Hi All,
I am using PROC SQL to read a table from Oracle server, and I find the special characters in one column is outputting different from what I see from Oracle server.
I wonder whether anyone else has this issue and how did you work through it. Any advice is welcome. Thank you!
For example:
The character string was "John's grade" in Oracle server, what I see from SAS output is "John?s Grade".
The coding I am using is listed below:
PROC SQL;
CONNECT TO oracle(user=*** password=*** path=***);
CREATE TABLE TEST AS
SELECT * FROM CONNECTION TO ORACLE
(SELECT distinct *
FROM Cla.table1 C);
DISCONNECT FROM ORACLE;
QUIT;
Jade
Thank you.
I got this from SAS EG:
ENCODING=UTF-8 Specifies the default character-set encoding for the SAS session.
Also I got these from the Oracle server:
PARAMETER VALUE
NLS_CHARACTERSET WE8MSWIN1252
What I should do next? Thanks again for your quick reply!
Jade
Anyone has ideas the next step should be?
Should I contact the Oracle and SAS admin to make to Encoding in these two systems consistent (both should be UTF-8) or do we have a work around for this situation? Thank you!
Hi Jade. I think you have to contact your SAS admin or Oracle database admin as far as I have read below. Good luck.
I've had some similar problems. In my case it was really only one or two symbols that were problematic and wasn't dealing with a ton of data so I could just use a REPLACE or REGEXP_REPLACE function inside the explicit pass-through SQL portion so Oracle would automatically translate the offending characters into something readable for SAS. This may not be a scalable solution however.
Thank you Steve.
The data I am using is really big and I will wait and see if I have other options.
Actually I am using SQL explicit PASS Through to get two tables from Oracle and Teradata server, then use SAS PROC compare to validate whether the two tables contains the same value or not.
I investigate and found that the SAS I am using has the encoding UTF-8, while the Oracle server has the
WE8MSWIN1252, and the Teradata server has UTF-8.
One thing I want to mention that, the special character in Teradata first looks different from the Oracle server, after I change the charset from UTF8 to cp1252 at the Teradata studio, then the special characters looks the same as the oracles ones.I wonder what we can do in SAS to solve this issue.

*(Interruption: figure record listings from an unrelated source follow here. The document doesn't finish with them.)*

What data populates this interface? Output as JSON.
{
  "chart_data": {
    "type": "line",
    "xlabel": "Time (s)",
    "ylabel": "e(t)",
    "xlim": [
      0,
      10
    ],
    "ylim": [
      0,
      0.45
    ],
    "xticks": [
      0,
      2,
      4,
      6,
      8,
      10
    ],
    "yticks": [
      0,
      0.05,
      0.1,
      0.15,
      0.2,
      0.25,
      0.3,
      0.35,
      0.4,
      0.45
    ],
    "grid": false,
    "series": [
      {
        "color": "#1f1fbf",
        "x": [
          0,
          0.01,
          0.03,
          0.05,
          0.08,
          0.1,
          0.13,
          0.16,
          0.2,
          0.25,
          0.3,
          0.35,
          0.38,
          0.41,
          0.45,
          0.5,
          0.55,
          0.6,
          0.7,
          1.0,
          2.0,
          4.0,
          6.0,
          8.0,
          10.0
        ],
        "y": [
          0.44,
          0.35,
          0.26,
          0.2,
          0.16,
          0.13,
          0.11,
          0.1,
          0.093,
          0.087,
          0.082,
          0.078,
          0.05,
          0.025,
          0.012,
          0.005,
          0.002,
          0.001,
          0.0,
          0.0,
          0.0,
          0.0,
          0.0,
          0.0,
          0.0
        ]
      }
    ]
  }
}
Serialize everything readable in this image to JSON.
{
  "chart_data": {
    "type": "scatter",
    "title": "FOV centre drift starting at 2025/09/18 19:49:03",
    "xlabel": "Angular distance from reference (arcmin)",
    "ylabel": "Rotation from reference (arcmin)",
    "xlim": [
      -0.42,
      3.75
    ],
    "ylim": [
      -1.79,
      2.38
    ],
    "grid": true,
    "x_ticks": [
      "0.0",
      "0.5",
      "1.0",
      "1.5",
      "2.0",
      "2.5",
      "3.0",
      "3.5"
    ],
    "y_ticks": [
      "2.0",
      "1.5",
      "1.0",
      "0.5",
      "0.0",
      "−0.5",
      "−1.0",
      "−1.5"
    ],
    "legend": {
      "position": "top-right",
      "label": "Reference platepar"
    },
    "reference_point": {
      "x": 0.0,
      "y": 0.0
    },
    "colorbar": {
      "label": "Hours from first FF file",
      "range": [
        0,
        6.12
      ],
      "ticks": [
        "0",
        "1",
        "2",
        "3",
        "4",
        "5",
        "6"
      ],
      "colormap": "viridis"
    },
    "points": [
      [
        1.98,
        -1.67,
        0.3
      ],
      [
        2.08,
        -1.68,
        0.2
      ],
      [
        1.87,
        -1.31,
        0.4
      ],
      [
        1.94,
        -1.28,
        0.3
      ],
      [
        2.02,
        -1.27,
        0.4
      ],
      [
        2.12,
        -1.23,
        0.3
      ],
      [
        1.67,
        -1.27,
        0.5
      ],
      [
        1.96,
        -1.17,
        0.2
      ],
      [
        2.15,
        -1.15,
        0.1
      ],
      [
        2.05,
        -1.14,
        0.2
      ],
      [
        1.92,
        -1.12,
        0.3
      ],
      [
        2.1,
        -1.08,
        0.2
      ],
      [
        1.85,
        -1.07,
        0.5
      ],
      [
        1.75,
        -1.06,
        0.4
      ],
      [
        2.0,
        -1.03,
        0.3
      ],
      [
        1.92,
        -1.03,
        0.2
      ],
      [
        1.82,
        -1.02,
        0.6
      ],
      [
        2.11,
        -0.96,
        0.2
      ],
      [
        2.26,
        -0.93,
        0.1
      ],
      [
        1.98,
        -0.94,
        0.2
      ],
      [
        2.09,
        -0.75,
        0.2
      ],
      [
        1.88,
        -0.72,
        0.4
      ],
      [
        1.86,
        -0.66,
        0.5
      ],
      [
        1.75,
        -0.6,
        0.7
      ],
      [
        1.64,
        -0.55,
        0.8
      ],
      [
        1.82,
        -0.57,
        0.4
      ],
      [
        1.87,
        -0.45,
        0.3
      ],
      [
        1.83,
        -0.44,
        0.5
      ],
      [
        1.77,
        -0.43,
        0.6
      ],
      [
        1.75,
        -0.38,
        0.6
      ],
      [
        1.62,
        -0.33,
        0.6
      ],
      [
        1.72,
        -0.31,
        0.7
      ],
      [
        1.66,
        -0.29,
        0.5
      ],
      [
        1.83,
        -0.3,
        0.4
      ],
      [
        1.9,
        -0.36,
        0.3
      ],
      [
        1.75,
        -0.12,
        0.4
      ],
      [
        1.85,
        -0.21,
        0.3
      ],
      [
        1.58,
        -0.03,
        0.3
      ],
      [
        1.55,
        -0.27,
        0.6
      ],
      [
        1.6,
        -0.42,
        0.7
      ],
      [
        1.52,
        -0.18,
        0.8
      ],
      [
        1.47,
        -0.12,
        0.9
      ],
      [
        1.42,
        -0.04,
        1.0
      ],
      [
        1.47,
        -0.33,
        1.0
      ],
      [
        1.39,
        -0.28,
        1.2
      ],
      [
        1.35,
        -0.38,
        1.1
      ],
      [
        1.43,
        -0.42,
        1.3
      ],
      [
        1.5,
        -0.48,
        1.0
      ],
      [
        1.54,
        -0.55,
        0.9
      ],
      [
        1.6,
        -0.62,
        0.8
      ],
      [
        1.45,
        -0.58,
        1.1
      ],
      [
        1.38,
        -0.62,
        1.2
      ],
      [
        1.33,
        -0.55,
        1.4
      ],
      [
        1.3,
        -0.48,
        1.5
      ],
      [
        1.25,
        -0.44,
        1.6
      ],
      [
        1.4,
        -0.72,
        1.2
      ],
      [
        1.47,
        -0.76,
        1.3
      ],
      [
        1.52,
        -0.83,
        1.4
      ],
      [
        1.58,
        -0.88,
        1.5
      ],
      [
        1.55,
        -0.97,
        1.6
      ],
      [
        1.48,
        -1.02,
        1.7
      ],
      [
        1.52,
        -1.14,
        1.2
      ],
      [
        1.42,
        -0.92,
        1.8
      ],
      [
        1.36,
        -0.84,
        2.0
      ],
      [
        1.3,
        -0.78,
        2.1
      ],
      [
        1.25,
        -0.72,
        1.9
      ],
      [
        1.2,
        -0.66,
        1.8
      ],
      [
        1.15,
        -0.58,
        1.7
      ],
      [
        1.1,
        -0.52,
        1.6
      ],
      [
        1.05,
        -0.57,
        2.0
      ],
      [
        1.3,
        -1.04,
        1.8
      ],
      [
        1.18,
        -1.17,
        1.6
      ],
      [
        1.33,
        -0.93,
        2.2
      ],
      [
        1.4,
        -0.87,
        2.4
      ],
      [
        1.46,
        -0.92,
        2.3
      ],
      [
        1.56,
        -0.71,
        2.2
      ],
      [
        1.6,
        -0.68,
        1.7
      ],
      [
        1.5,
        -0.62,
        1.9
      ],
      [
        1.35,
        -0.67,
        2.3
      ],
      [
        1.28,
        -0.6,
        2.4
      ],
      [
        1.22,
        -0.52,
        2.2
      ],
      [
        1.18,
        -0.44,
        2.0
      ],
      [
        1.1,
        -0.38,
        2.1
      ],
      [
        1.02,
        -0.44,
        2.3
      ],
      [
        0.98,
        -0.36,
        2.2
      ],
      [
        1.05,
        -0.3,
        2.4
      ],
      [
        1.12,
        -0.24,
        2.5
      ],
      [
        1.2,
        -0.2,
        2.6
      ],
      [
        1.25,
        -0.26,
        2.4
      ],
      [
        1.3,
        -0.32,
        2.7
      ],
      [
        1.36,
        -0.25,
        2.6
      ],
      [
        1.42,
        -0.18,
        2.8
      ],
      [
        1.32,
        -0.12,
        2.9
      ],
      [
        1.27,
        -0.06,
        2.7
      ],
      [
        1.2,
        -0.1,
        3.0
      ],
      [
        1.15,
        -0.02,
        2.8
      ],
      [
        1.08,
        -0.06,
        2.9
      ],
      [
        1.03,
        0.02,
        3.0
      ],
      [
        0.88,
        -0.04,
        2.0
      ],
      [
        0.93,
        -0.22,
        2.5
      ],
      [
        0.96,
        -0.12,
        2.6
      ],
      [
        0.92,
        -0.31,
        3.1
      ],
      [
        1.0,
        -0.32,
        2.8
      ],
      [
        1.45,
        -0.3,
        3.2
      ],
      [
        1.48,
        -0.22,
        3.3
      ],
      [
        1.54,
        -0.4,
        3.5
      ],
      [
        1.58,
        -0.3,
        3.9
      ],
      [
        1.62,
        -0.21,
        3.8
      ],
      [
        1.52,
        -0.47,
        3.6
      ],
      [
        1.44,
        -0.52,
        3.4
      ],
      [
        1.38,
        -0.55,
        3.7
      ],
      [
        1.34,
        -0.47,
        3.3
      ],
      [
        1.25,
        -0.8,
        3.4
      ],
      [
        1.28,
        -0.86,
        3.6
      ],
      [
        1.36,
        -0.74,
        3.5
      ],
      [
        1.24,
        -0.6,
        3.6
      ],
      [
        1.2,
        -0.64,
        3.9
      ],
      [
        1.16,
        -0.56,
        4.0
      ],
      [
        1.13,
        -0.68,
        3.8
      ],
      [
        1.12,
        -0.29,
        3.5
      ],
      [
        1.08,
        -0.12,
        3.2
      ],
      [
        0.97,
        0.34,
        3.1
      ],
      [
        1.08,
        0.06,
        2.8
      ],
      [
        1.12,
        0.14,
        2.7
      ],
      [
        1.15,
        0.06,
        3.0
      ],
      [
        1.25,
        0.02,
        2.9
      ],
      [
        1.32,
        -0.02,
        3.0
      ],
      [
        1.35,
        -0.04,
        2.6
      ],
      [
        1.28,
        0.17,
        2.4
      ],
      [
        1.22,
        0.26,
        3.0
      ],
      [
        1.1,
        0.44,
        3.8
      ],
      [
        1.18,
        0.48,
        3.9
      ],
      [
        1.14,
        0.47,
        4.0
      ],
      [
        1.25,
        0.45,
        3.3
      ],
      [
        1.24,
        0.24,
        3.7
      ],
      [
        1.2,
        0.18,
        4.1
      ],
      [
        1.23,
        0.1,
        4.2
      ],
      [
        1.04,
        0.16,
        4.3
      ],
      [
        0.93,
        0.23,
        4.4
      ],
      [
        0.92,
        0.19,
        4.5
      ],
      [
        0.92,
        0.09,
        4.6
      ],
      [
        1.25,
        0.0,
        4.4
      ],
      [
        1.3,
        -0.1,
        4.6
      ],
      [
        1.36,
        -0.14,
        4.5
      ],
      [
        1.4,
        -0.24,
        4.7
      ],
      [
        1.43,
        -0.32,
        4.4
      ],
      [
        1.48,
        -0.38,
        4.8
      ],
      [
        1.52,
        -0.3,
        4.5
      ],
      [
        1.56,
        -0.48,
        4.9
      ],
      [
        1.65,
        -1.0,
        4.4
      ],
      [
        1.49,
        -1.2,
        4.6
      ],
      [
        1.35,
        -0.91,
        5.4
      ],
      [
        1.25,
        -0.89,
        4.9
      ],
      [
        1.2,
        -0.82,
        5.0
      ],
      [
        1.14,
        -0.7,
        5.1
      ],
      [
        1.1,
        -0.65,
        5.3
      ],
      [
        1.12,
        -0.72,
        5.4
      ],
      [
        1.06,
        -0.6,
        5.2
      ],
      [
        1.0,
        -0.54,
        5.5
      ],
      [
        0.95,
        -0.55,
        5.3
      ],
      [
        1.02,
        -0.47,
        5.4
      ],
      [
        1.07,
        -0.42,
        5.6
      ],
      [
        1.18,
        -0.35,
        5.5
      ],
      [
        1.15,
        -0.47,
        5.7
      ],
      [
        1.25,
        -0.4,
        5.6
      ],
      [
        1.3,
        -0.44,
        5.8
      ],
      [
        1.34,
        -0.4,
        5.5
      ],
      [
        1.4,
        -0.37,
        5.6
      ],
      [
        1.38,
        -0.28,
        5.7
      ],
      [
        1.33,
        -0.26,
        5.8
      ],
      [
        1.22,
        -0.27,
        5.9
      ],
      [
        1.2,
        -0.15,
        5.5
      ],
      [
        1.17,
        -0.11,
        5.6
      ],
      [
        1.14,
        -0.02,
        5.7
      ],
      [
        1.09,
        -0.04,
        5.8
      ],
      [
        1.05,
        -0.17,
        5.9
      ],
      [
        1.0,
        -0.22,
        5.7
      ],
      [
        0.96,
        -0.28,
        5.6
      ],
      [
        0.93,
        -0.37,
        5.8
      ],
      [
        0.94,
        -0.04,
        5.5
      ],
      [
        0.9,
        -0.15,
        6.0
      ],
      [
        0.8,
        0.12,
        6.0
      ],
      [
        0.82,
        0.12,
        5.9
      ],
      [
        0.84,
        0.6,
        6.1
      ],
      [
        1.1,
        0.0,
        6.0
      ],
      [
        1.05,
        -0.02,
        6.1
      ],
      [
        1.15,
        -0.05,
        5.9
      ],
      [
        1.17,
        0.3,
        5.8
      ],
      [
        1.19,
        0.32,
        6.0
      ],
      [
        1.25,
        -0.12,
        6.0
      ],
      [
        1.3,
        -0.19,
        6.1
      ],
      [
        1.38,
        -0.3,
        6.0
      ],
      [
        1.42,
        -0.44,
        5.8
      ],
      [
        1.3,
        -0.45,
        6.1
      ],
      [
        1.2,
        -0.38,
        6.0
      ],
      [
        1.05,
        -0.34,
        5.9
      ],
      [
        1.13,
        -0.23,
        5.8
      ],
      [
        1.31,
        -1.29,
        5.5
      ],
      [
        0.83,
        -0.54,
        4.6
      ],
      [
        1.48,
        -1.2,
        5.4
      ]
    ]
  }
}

For people who work with Oracle, Teradata and SAS, what's the best practice for the encoding? Should we have the admins of Oracle, Teradata and SAS to make the default encoding to UTF-8 and be consistent? Any suggestions on this issue is welcome!
Jade
Character encodings get to be a pain real quick, if you can get your Oracle instance to be UTF-8 without too much difficulty it'd be worth it my opinion, but good luck convincing your DBA's to do it.
If you're just trying to see if certain values match, you could try having both Teradata and Oracle hash the values internally via MD5 or SHA and then compare the message digests. I'm actually not sure if this would still work if everything is stored using different encodings, but it may be worth looking into. The outputs should at least be directly comparable and shouldn't have as many issues with encodings since they'd be in hexadecimal.
Thank you, I will try hash the values first
Looks like you are a victim of Microsoft's "stupid" quotes.
I typed John's grade into a MS Office app and then also pasted in the text from your message and Office decided that I didn't really want the simple ASCII character for a single quote character and replaced it with some other character that it interprets as looking something like what you might see in a type setting program instead in a computer program.
So the normal single quote is ASCII code '27'x. In the WLATIN1 (or codepage 1252) the "stupid" quote is a "right single quotation mark" and is coded as '92'x. IN UTF-8 is should appear as the multi-byte string 'E28099'x.
Not sure why SAS/Oracle are not automatically translating the character for you. Hopefully one the links that others have provided will show how to get it to work.
If the only non 7bit ASCII codes your data has are these stupid quotes then I would recommend changing them all to normal single ('27'x) or double ('22'x) quotes. However if your text fields also include more complex characters, like accented letters etc, then you need to get the encoding right.
You could try running SAS with the same LATIN1 (wlatin1, 1252) encoding and see if the characters come over from Oracle correctly.